Üç günden sonra taziye yapmak mekruhtur. Ancak uzakta
olanlar ve yakın olup da, geç haber alanlar için mekruh olmaz. İki kere taziye
etmek, kabir başında ve meyyit sahiplerinin kapılarında taziye mekruhtur.

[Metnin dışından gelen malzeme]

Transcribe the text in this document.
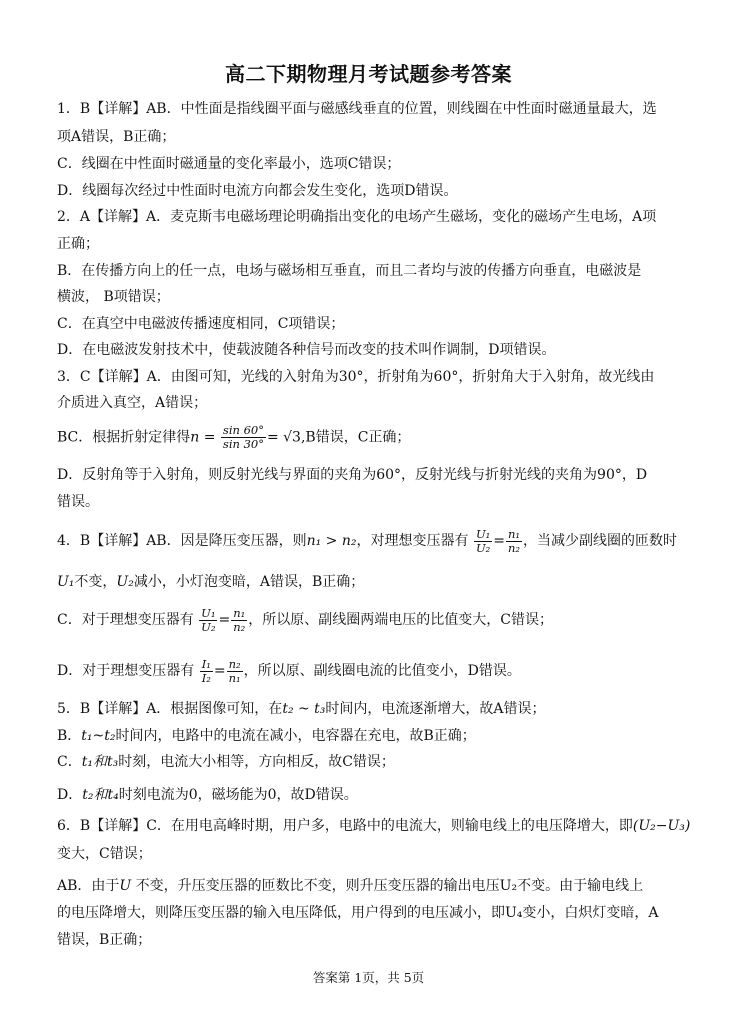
高二下期物理月考试题参考答案
1．B【详解】AB．中性面是指线圈平面与磁感线垂直的位置，则线圈在中性面时磁通量最大，选
项A错误，B正确；
C．线圈在中性面时磁通量的变化率最小，选项C错误；
D．线圈每次经过中性面时电流方向都会发生变化，选项D错误。
2．A【详解】A．麦克斯韦电磁场理论明确指出变化的电场产生磁场，变化的磁场产生电场，A项
正确；
B．在传播方向上的任一点，电场与磁场相互垂直，而且二者均与波的传播方向垂直，电磁波是
横波， B项错误；
C．在真空中电磁波传播速度相同，C项错误；
D．在电磁波发射技术中，使载波随各种信号而改变的技术叫作调制，D项错误。
3．C【详解】A．由图可知，光线的入射角为30°，折射角为60°，折射角大于入射角，故光线由
介质进入真空，A错误；
BC．根据折射定律得$n = \frac{\sin 60^\circ}{\sin 30^\circ} = √3,B$错误，C正确；
D．反射角等于入射角，则反射光线与界面的夹角为60°，反射光线与折射光线的夹角为90°，D
错误。
4．B【详解】AB．因是降压变压器，则n₁ > n₂，对理想变压器有 $\frac{\text{U₁}}{\text{U₂}} = \frac{\text{n₁}}{\text{n₂}}$ ，当减少副线圈的匝数时
U₁不变，U₂减小，小灯泡变暗，A错误，B正确；
C．对于理想变压器有 $\frac{\text{U₁}}{\text{U₂}} = \frac{\text{n₁}}{\text{n₂}}$ ，所以原、副线圈两端电压的比值变大，C错误；
D．对于理想变压器有 $\frac{\text{I₁}}{\text{I₂}} = \frac{\text{n₂}}{\text{n₁}}$ ，所以原、副线圈电流的比值变小，D错误。
5．B【详解】A．根据图像可知，在t₂ ~ t₃时间内，电流逐渐增大，故A错误；
B．t₁~t₂时间内，电路中的电流在减小，电容器在充电，故B正确；
C．t₁和t₃时刻，电流大小相等，方向相反，故C错误；
D．t₂和t₄时刻电流为0，磁场能为0，故D错误。
6．B【详解】C．在用电高峰时期，用户多，电路中的电流大，则输电线上的电压降增大，即(U₂−U₃)
变大，C错误；
AB．由于U 不变，升压变压器的匝数比不变，则升压变压器的输出电压U₂不变。由于输电线上
的电压降增大，则降压变压器的输入电压降低，用户得到的电压减小，即U₄变小，白炽灯变暗，A
错误，B正确；
答案第 1页，共 5页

Taziye, mektup, telefon ile de olur.
Sual: Cenaze çıkan evde, taziyeye gelenlere yemek
ikram etmenin, yedirmenin mahzuru olur mu?
Cevap: Cenaze çıkan eve
komşuların ve yakında oturan akrabanın, bir gün ve gecelik yemek göndermeleri
müstehabdır. Ca'fer-i Tayyâr hazretleri yetmişten ziyade kılıç ve ok yarası
alarak şehid olunca, Resûlullah Efendimiz bunun evine yemek gönderilmesini emir
buyurdu...
Ölü evinden yemek, helva dağıtılması mekruh ve çirkin
bir bidattir. Birinci, üçüncü, yedinci, kırkıncı ve elliüçüncü gibi günlerde
helva, çörek gibi şeyler yapmak ve kabir başında yemek dağıtmak ve hafızları,
hocaları, mevlidcileri toplayıp, okutup yemek vermek mekruhtur. Bunların çoğu,
gösteriş için, şöhret için yapılmaktadır. Bu bidatler yapılırken, araya nice
haramlar da karışmaktadır. Bunların yapılmasını vasiyet etmek de batıldır.
Dinlenmez ve günahtır.
Kırkıncı günü beklememeli, dua, hatim, sadaka ve kadın
ile erkek karışık olmayarak mevlid okutmak gibi ibadetler, hemen yapılıp,
sevapları meyyitin ruhuna hediye edilmelidir. Camilerde, ölüler için,
İslamiyete uymayan toplantılar yapmak günahtır. Dışarıda, kadın erkek birlikte
oturmak günah olduğu gibi, mevlid için bir araya toplanmaları daha fenadır.
İbadet şeklinde günah işlemek, başka yerde işlemekten daha günahtır.
Kadınların, örtülü olarak dahi, yabancı erkeklerle karışık oturmaları yasak
edilmiştir. Bu yasak, ibadethane olan camilerde ibadet şeklinde olursa, daha
büyük günah olur.
Sual: Başa gelen musibetlere, belalara, hastalıklara
da sevap verilir mi?
Cevap: Musibetlere, elemlere sevap olmaz. Bunlara
sabretmeye sevap verilir. Fakat, elemlere sabredilmese de, günahların affına
sebep olurlar. Hastalık da musibettir.